Die ärztliche Bescheinigung sollte zudem durch eine*n Fachärztin/Facharzt auf dem Gebiet der jeweils diagnostizierten Erkrankung ausgestellt werden. Gerade bei psychischen Erkrankungen sei jedoch nochmals darauf verwiesen, dass Stellungnahmen gleich welcher Art von TherapeutInnen nicht mehr anerkannt werden, weil es sich ausweislich des Gesetzes um eine ärztliche Stellungnahme handeln muss. 

Mitwirkungspflichten

Daneben gilt eine gesetzliche Mitwirkungspflicht bei der Vorlage von Attesten, die ein nationales Abschiebehindernis nach § 60a begründen sollen. Diese müssen „unverzüglich“ vorgelegt werden, was i.d.R. innerhalb von 14 Tagen nach Datum der Ausstellung bedeutet. 

Hierzu heisst es in § 60a Abs. 2d:

(2d) 1Der Ausländer ist verpflichtet, der zuständigen Behörde die ärztliche Bescheinigung nach Absatz 2c unverzüglich vorzulegen. 2Verletzt der Ausländer die Pflicht zur unverzüglichen Vorlage einer solchen ärztlichen Bescheinigung, darf die zuständige Behörde das Vorbringen des Ausländers zu seiner Erkrankung nicht berücksichtigen, es sei denn, der Ausländer war unverschuldet an der Einholung einer solchen Bescheinigung gehindert oder es liegen anderweitig tatsächliche Anhaltspunkte für das Vorliegen einer lebensbedrohlichen oder schwerwiegenden Erkrankung, die sich durch die Abschiebung wesentlich verschlechtern würde, vor. 3Legt der Ausländer eine Bescheinigung vor und ordnet die Behörde daraufhin eine ärztliche Untersuchung an, ist die Behörde berechtigt, die vorgetragene Erkrankung nicht zu berücksichtigen, wenn der Ausländer der Anordnung ohne zureichenden Grund nicht Folge leistet. 4Der Ausländer ist auf die Verpflichtungen und auf die Rechtsfolgen einer Verletzung dieser Verpflichtungen nach diesem Absatz hinzuweisen. unmittelbar nach Erhalt der Abschiebungsandrohung, d.h. innerhalb weniger Tage, vorgelegt werden, damit der Vortrag des Betroffenen Berücksichtigung finden kann. 

§ 60a Abs. 2d AufenthG

Im Fall einer PTBS, die nicht auf traumatisierende Erfahrungen im Bundesgebiet zurückzuführen ist, muss die qualifizierte ärztliche Bescheinigung sogar unmittelbar nach Erhalt der Abschiebungsandrohung, d.h. innerhalb weniger Tage, vorgelegt werden, damit der Vortrag des Betroffenen Berücksichtigung finden kann. 

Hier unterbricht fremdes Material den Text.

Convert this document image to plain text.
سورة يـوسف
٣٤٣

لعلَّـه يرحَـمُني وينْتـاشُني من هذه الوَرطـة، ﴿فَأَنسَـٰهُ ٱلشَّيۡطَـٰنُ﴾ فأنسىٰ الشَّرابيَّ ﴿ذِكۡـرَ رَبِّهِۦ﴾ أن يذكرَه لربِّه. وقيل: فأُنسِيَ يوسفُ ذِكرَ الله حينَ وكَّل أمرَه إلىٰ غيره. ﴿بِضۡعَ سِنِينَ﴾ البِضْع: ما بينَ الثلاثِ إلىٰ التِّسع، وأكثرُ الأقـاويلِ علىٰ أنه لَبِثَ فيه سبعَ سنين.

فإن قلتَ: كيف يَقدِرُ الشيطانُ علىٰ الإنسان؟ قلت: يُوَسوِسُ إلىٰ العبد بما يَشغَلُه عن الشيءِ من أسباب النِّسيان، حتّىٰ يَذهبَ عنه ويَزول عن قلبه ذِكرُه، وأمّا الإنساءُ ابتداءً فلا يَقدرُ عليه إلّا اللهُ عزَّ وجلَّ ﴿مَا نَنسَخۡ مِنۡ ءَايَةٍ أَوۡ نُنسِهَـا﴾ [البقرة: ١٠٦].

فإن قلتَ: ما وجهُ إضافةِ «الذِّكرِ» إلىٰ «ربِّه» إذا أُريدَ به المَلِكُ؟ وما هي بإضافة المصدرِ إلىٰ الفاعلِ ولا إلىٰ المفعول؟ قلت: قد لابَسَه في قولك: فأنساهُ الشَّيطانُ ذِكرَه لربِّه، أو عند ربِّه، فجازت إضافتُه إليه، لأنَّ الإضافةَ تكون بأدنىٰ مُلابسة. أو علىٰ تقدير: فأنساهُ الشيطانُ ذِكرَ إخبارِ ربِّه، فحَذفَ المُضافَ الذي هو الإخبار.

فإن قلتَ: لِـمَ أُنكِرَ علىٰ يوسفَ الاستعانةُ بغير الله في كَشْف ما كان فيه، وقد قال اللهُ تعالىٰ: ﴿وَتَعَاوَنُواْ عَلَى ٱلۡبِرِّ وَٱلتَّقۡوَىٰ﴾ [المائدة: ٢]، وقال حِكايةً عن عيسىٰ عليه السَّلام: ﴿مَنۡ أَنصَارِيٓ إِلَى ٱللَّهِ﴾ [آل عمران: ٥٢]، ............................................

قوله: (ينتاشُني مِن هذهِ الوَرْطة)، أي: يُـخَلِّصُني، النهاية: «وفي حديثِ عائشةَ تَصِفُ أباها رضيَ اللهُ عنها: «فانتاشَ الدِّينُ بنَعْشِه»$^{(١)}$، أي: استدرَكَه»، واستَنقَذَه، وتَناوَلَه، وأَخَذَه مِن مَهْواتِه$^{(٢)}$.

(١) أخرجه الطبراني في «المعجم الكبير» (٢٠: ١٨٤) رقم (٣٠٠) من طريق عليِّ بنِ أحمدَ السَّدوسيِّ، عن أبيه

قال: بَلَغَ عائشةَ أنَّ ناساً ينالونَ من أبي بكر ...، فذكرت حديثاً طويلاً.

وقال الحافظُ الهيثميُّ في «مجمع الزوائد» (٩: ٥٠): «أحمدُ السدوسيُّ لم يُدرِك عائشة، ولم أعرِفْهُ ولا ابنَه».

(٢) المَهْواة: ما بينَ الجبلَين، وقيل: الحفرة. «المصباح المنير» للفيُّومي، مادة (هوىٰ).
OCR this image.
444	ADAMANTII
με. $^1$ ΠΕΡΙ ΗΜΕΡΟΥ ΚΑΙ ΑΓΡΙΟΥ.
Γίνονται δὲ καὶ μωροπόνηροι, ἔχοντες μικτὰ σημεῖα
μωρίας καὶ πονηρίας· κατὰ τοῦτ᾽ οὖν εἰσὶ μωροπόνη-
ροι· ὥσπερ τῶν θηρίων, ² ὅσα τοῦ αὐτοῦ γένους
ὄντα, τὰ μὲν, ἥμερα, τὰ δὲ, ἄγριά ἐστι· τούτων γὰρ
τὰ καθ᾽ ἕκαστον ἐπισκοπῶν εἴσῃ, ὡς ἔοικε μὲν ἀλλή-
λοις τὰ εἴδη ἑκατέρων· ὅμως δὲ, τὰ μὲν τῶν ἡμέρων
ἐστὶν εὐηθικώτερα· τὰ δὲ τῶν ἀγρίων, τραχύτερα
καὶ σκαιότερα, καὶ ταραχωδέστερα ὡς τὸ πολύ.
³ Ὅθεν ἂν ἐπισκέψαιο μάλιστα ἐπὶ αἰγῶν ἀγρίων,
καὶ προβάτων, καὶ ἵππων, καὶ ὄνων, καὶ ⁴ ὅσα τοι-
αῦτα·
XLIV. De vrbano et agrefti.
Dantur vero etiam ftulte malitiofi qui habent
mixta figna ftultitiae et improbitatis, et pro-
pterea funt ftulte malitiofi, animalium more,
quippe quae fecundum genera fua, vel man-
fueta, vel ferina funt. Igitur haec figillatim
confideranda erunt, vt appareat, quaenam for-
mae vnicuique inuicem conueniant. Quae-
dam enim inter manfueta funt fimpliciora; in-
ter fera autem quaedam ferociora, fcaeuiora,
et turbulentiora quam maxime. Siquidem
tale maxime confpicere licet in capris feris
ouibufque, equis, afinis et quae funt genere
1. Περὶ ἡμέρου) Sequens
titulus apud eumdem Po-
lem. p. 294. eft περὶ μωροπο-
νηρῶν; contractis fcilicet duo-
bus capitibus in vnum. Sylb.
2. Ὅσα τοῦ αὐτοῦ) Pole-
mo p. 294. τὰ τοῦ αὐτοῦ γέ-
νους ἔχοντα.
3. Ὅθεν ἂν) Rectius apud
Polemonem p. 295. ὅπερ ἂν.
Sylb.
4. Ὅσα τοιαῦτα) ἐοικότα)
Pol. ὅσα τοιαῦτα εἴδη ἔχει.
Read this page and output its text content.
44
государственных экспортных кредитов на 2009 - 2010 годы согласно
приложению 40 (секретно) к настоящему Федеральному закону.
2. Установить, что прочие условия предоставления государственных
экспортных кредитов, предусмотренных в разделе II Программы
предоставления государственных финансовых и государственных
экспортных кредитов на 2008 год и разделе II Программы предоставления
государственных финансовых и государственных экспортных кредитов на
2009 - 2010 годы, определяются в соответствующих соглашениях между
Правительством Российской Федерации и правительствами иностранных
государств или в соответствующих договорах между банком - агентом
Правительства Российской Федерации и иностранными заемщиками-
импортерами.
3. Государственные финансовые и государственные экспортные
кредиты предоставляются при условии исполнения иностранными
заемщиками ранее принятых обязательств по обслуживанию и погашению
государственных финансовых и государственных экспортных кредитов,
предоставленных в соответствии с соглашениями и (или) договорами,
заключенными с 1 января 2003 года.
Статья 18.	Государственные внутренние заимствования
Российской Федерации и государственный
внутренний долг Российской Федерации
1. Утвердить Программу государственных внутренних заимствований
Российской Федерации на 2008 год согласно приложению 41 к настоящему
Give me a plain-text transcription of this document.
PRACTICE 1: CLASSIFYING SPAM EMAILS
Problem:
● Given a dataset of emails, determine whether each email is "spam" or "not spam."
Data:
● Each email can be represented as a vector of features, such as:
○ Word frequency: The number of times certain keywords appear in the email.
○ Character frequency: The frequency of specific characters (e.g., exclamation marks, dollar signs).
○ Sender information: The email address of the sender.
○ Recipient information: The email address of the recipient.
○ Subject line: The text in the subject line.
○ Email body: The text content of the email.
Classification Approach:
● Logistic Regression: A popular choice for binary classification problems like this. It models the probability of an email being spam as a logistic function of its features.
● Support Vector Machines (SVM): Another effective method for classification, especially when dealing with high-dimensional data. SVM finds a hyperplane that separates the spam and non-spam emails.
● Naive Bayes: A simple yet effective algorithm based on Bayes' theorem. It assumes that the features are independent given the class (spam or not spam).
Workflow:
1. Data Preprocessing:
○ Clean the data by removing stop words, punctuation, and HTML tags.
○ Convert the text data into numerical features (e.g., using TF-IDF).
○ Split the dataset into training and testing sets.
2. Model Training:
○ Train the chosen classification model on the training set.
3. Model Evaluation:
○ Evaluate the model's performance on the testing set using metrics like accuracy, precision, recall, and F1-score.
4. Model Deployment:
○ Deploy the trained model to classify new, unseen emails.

Die Verletzung der Mitwirkungspflicht führt regelmäßig dazu, dass der jeweils festgestellte Befund hinsichtlich der beabsichtigten Abschiebung zwingend nicht mehr berücksichtigt werden darf.

Etwas anderes gilt nach dem Wortlaut des Gesetzes wenn 

  • der Betroffene nachweislich unverschuldet an der Einholung einer qualifizierten ärztlichen Bescheinigung gehindert war oder
  • Gründe vorliegen, die zu einem Abschiebungshindernis im Sinne des § 60 Abs. 7 führen würden.